Five MPs vying to replace Boris Johnson as Tory leader and Prime Minister engaged in a lacklustre but sometimes testy debate that ignored immigration, law and order, and free speech issues on Sunday.

Former Chancellor of the Exchequer Rishi Sunak, Foreign Secretary Liz Truss, former communities minister Kemi Badenoch, former trade minister Penny Mordaunt, and backbencher Tom Tugendhat clashed on issues including the economy and cost of living crisis, whether public sector workers should get a five per cent pay rise, and the net zero green agenda, but ignored issues that are traditionally of concern to the public but not the political and media class, such as immigration and crime.

Most failed to set out any firm policies on the issues under discussion — Sunak, for example, provided the content-free slogan “investment, innovation, education” as his “plan” — but they did not shy away from taking shots at each other on their records, or lack thereof.

Several proposed minor tax cuts — which would represent a sea-change from policy under Johnson and Sunak, who have increased the tax burden to its highest level in generations — to alleviate the cost of living crisis, Sunak strongly suggested that he would continue on his current trajectory and that doing otherwise would be left-wing.

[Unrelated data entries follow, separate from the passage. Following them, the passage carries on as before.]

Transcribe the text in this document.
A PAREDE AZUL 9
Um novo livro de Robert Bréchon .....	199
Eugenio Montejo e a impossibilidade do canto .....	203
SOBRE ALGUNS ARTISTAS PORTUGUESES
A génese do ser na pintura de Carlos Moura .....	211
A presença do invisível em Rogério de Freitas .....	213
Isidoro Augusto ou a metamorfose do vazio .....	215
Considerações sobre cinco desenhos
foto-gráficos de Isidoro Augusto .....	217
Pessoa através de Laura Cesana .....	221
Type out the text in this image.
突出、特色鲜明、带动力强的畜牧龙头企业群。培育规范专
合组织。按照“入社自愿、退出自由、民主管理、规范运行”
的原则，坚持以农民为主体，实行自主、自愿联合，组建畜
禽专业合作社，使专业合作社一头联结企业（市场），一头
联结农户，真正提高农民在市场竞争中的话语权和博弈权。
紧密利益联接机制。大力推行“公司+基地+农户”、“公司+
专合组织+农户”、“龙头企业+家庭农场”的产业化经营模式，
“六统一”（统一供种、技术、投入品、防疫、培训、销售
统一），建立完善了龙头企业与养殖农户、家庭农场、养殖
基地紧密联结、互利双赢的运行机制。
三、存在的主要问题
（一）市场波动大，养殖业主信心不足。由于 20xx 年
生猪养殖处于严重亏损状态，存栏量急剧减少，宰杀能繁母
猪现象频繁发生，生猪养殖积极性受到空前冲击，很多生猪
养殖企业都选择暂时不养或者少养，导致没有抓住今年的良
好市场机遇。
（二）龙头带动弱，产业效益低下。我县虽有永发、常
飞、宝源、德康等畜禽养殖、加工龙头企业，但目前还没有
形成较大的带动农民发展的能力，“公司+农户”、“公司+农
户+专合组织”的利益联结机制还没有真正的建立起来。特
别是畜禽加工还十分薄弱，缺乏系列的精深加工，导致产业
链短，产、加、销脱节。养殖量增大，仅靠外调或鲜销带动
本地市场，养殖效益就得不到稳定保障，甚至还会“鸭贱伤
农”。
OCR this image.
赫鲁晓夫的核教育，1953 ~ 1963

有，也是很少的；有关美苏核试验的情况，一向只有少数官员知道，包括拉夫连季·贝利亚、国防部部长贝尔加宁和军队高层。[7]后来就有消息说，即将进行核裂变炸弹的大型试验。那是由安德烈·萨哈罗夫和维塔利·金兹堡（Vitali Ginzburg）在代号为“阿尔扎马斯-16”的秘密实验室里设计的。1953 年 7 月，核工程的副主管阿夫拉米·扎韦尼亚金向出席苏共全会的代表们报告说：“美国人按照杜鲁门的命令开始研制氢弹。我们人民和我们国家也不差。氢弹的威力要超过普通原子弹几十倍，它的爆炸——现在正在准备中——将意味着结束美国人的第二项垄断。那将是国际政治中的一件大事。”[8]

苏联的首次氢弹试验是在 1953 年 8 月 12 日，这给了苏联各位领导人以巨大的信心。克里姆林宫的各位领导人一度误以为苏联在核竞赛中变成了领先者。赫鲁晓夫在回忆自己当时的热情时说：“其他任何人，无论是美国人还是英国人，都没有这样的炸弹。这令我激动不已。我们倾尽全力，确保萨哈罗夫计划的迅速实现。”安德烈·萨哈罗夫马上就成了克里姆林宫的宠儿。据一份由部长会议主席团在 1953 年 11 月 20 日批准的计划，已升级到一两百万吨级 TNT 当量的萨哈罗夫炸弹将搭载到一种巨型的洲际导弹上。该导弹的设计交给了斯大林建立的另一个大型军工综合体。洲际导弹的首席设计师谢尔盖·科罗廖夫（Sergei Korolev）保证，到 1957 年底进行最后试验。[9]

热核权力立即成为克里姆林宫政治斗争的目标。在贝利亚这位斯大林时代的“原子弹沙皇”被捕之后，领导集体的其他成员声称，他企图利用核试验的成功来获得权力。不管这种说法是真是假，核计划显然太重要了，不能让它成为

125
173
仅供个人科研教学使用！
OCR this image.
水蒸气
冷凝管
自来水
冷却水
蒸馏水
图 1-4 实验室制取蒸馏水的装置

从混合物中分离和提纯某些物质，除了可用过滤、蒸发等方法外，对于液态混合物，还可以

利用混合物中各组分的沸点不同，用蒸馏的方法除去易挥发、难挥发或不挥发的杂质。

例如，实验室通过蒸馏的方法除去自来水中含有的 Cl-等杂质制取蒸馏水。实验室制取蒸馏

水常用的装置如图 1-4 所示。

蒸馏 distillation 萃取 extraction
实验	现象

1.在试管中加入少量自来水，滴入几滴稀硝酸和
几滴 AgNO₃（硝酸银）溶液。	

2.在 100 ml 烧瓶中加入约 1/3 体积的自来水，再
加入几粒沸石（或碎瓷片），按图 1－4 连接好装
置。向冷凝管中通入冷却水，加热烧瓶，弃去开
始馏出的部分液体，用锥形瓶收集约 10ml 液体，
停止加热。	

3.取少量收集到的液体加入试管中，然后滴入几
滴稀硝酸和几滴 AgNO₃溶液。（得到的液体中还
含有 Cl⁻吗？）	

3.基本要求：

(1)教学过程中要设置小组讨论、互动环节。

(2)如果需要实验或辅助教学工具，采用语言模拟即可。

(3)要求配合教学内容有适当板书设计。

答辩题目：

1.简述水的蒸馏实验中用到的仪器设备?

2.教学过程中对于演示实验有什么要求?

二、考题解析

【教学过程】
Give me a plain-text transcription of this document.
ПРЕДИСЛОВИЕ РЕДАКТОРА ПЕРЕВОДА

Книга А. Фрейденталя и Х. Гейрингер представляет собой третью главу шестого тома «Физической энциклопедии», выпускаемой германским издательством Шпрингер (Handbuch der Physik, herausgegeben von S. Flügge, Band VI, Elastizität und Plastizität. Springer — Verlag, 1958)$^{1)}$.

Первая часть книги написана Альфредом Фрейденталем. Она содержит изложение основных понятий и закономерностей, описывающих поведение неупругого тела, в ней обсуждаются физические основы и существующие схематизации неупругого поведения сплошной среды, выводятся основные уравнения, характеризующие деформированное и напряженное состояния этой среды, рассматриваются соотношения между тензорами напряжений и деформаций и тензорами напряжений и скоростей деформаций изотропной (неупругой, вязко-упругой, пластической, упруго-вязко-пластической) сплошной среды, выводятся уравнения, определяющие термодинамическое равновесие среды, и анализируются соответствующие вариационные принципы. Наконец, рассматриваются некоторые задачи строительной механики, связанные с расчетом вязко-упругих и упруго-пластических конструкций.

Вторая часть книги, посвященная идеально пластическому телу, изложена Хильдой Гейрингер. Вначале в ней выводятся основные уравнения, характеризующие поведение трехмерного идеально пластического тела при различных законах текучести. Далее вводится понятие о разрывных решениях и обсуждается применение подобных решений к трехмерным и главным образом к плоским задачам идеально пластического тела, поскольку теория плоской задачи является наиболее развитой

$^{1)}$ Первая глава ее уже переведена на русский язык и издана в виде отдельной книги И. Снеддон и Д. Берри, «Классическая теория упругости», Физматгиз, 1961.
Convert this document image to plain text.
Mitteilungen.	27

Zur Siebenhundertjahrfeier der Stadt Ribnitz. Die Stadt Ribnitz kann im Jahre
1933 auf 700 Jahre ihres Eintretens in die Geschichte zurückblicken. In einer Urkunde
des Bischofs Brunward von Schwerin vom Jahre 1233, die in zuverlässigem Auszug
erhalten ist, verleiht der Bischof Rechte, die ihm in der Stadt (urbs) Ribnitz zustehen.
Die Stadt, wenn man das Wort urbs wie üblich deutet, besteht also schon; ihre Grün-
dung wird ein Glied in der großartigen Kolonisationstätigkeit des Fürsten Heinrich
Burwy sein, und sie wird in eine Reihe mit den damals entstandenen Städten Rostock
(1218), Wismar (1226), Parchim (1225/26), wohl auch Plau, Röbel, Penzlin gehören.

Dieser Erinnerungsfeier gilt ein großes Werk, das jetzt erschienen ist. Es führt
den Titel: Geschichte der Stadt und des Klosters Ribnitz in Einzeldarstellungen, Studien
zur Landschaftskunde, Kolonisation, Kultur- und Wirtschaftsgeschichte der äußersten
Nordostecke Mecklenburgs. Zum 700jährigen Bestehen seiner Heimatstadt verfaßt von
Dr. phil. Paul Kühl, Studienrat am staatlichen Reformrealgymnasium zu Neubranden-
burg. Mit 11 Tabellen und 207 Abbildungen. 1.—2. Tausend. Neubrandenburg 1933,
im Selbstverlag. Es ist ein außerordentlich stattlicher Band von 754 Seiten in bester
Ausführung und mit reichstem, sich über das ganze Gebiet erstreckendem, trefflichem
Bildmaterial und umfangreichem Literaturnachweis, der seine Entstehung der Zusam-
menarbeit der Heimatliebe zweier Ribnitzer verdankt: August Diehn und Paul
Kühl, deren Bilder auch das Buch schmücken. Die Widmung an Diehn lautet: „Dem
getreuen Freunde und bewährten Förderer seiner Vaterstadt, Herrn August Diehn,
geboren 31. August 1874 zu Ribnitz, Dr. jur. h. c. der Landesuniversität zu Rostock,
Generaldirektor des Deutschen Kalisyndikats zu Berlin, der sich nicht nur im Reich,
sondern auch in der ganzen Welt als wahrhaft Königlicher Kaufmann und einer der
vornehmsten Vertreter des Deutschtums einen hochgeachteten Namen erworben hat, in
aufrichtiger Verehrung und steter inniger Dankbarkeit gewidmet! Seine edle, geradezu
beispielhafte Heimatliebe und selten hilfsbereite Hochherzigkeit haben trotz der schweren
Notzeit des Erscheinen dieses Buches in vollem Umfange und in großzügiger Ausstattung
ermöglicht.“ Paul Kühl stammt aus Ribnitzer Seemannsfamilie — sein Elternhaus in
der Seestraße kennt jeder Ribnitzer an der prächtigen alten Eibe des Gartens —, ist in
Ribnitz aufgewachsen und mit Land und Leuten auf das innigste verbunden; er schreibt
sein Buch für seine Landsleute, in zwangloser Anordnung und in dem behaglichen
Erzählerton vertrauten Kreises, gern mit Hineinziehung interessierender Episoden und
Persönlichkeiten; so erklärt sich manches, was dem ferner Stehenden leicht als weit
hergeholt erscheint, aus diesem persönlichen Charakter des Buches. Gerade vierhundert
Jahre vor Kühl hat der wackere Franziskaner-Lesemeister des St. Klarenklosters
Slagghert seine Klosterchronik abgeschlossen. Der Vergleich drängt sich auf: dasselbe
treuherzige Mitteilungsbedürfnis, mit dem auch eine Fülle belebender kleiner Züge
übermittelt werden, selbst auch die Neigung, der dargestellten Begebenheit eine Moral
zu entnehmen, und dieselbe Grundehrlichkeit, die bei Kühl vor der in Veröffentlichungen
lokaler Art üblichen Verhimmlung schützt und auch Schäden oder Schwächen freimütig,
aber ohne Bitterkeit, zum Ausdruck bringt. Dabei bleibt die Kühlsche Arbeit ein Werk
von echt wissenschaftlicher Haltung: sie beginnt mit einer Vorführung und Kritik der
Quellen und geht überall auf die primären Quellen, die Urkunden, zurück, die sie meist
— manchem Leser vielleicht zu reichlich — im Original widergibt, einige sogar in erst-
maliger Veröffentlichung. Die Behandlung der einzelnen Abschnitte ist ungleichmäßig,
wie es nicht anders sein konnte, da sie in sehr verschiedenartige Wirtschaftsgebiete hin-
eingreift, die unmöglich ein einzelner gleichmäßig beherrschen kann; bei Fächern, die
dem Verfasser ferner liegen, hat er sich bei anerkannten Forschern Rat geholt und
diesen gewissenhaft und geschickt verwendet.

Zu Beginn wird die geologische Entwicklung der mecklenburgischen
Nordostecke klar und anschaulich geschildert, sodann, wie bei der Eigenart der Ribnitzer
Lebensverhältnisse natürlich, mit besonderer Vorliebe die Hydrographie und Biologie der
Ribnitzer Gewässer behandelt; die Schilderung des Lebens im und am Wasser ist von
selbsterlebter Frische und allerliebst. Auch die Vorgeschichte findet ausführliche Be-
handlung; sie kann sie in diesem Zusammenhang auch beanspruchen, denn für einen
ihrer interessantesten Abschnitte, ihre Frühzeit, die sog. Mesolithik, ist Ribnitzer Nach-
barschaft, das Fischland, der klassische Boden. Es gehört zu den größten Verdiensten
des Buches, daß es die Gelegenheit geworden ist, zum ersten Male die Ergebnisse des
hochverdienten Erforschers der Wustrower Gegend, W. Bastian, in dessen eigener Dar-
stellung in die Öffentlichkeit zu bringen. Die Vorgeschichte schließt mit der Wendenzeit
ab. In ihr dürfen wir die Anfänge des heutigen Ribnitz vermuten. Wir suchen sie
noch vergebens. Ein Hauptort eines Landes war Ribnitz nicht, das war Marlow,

“I’d love to stand here and say I’d cut this tax, that tax, and another tax, and it will be OK, but you know what, it won’t,” he said, insisting that “something for nothing economics isn’t conservative, it’s socialism” and emphasising his focus would be tackling inflation.

This is in line with the view of establishment figures like Bank of England governor Andrew Bailey, who advised workers not to ask for pay rises and accept a “painful” fall in living standards to control inflation.

On proposals that public sector workers should get a five per cent pay rise with inflation running at ten per cent, candidates left workers with little to hope for, either fobbing the question off to independent pay review bodies or warning outright that the economy could not support “inflationary pay rises”.

Turning to internal and personal matters, all of them said they would not have Boris Johnson in their Cabinet if he wanted to serve, while Mordaunt bridled over a brief mention of her alleged support for trans people being allowed to self-identify their gender.

She called the discussion of her view that “trans men and men” and “trans women are women” an “unedifying” attempt to “paint me as an out of touch individual”, insisting “my constituents do not elect people who are out of touch” — although they have previously elected a number of Labour MPs.

The views expressed by Mordaunt her book last year, endorsed by Bill Gates and Tony Blair, certainly do not seem especially conservative, harping on the fact that Britain’s leaders too often hold a “long-term, male, patient, predictable, factual, planned, heterosexual, white, Christian, Western” worldview and claiming that the late Kenneth Clark’s legendary Civilisation series, beloved by many conservative history lovers, “explained how superior Oxford-educated British middle-aged white men were.”

The contenders managed to land some good blows on one another, with Sunak asking Truss if she regretted having been a Remainer or a Liberal Democrat more, for example, and being grilled in turn on whether he still wanted to get closer to an increasingly belligerent Communist China.

Sunak, who has been effectively endorsed by Chinese Communist Party mouthpiece Global Times, paid lip service to the fact that China has been deemed a threat, but added that “when we can protect ourselves that shouldn’t stop us from engaging with countries around the world” — suggesting that he would indeed seek to increase links in some areas.

Sunak was also pressed on the parlous state of the British military, with Tugendhat — who mentioned his own service with the Army Reserve frequently during the debate — noting that 10,000 troops were being made unemployed when he suggested he had boosted Ministry of Defence pay considerably.

Candidates also landed some blows on themselves, as when Mordaunt called her own campaign video “legendary” and said “[t]here’s a couple of things we need to win the next general election, one of them is me as Prime Minister,” making her come off somewhat conceited.

Kemi Badenoch, by her own admission a “wild card” in the leadership contest and a favourite among Conservative activists for her anti-woke statements, also struck a somewhat dubious posture on Brexit, saying she was “tired of us being Brexiteers and Remainers” and that it was “time to move on”, insisting there was “not unfinished business, we have left the EU” despite persistent issues with the bloc around issues including Gibraltar, fishing, and its continued power over Northern Ireland.

As previously mentioned, issues of great concern to voters such as record-high legal immigration and an out of control illegal immigration crisis in the English Channel were not mentioned, with crime, sentencing, and so on also ignored.

Free speech did not get a mention either, despite the fact the Johnson administration has been driving forward censorship with things like the Online Harms Bill, and a clampdown on so-called “hate speech” is one of the proposals in Mordaunt’s aforementioned book.

Net zero, an obsession of the political and media class, did get a section, however, with all the candidates saying they backed it — although Badenoch said it could not “bankrupt the country” and that she would change it if need be.